4.5 Legiferare in materia di anziani
L’abuso deve essere considerato una violazione dei diritti civili e umani e perciò materia di competenza pubblica. Nonostante ciò nessuno dei paesi europei ha una specifica legislazione sull’abuso agli anziani. Esso è trattato in legislazioni aventi ad
35 R. Rozzini, T. Sabatini, M. Trabucchi “Depressione e malattia somatica nell’anziano” Giornale di
oggetto più ampie questioni -violenze domestiche, ad esempio. Nella pratica, quindi, possono essere applicate diverse leggi, sebbene il contesto normativo sia frammentario e disciplini solo alcuni specifici aspetti. In alcuni casi, non è nemmeno così ovvio che l’abuso sugli anziani sia contemplato da una qualche norma. Ciò é dovuto alla mancanza di un approccio coerente e razionale rispetto alla questione abuso che porta all’ ignoranza della legge in generale e all’assenza di consapevolezza da parte delle figure chiave poste a tutela dei soggetti più deboli.
E’ quindi necessaria una legislazione speciale, che possa essere attuata e specificata a diversi livelli e in diversi contesti: l’assenza di leggi implica, in buona misura, assenza di diritti e doveri e di una scala di elementi cui ancorare la gravità delle azioni commesse o omesse e, conseguentemente, di graduare una adeguata sanzione.
Implica anche la mancanza di standard e di valori da prendere a riferimento per definire cosa sia il minimo che ci si possa attendere da chi presta cure.

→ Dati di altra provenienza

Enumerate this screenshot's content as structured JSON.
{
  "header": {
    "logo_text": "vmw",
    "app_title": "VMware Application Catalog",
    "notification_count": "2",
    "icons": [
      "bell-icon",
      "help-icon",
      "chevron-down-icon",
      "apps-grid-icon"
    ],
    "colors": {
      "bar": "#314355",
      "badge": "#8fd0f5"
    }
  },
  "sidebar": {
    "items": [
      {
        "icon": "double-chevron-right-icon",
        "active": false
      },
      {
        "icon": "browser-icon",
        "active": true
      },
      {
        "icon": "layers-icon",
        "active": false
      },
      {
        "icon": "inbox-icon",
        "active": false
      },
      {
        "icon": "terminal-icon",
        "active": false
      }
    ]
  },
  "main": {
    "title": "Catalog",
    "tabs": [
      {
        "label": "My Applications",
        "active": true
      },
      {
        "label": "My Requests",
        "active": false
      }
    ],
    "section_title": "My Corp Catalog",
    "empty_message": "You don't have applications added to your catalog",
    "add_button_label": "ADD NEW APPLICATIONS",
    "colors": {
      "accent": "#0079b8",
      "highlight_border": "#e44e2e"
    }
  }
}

In altri termini l’impossibilità di definire cosa sia lecito attendersi mediamente da una persona della medesima professione ed esperienza del soggetto della cui condotta si sta verificando l’abuso o no, cosicché, se risultasse avere fatto -o aver omesso di fare- meno di quello che fosse lecito attendersi mediamente da una persona come lui, la sua condotta possa essere considerata abusiva.
A causa dell’attuale congiuntura in molti paesi c’è la necessità di tagliare la spesa pubblica rendendo imprescindibile l’intervento dei privati nel settore della cura. Il numero crescente di privati, tuttavia, può essere un fattore di rischio aggiuntivo.

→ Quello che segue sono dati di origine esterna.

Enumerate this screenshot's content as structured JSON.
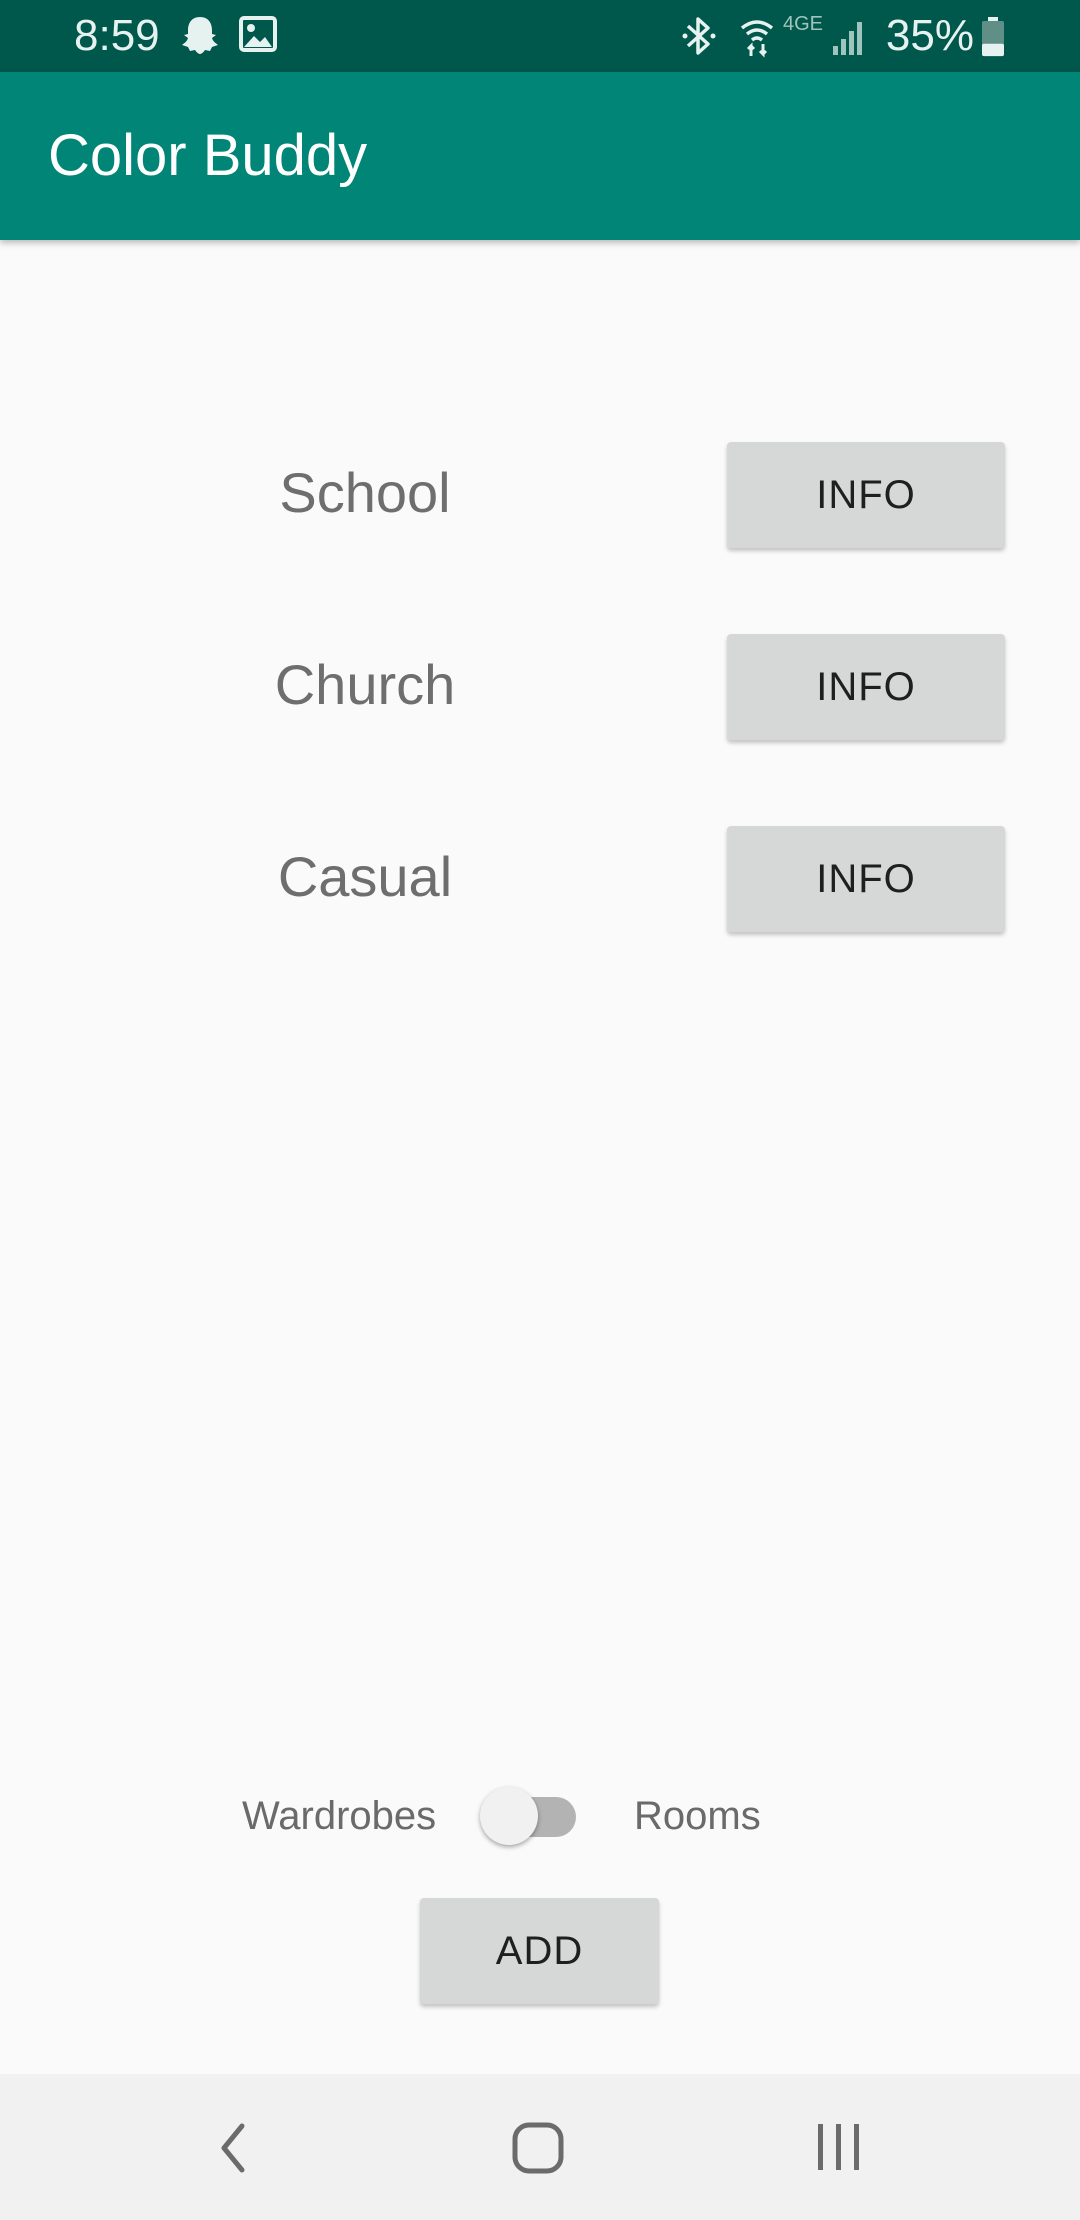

Di fatto, oggigiorno, i volontari e gli assistenti familiari -in larga parte donne- stanno sostituendo gli operatori professionali pubblici: questo può comportare
concretamente una riduzione della qualità prestata dalle strutture di assistenza e anche dell’accessibilità delle cure.
Le persone anziane -sia che vivano a casa propria che in una struttura- hanno diritto a un appropriato servizio di assistenza di una adeguata qualità. A questo proposito sono indispensabili protocolli o standard minimi di qualità circa le competenze da avere, la misurazione dell’efficacia delle prestazioni e le misure di controllo indipendente a cui devono essere sottoposti tutti gli operatori professionali -operatori sociali, infermieri, assistenti familiari, fisioterapisti, psicoterapeuti, assistenti sociali.
Un quadro legislativo adeguato renderebbe possibile intervenire in tutti i luoghi e contesti, compresi quelli domestici.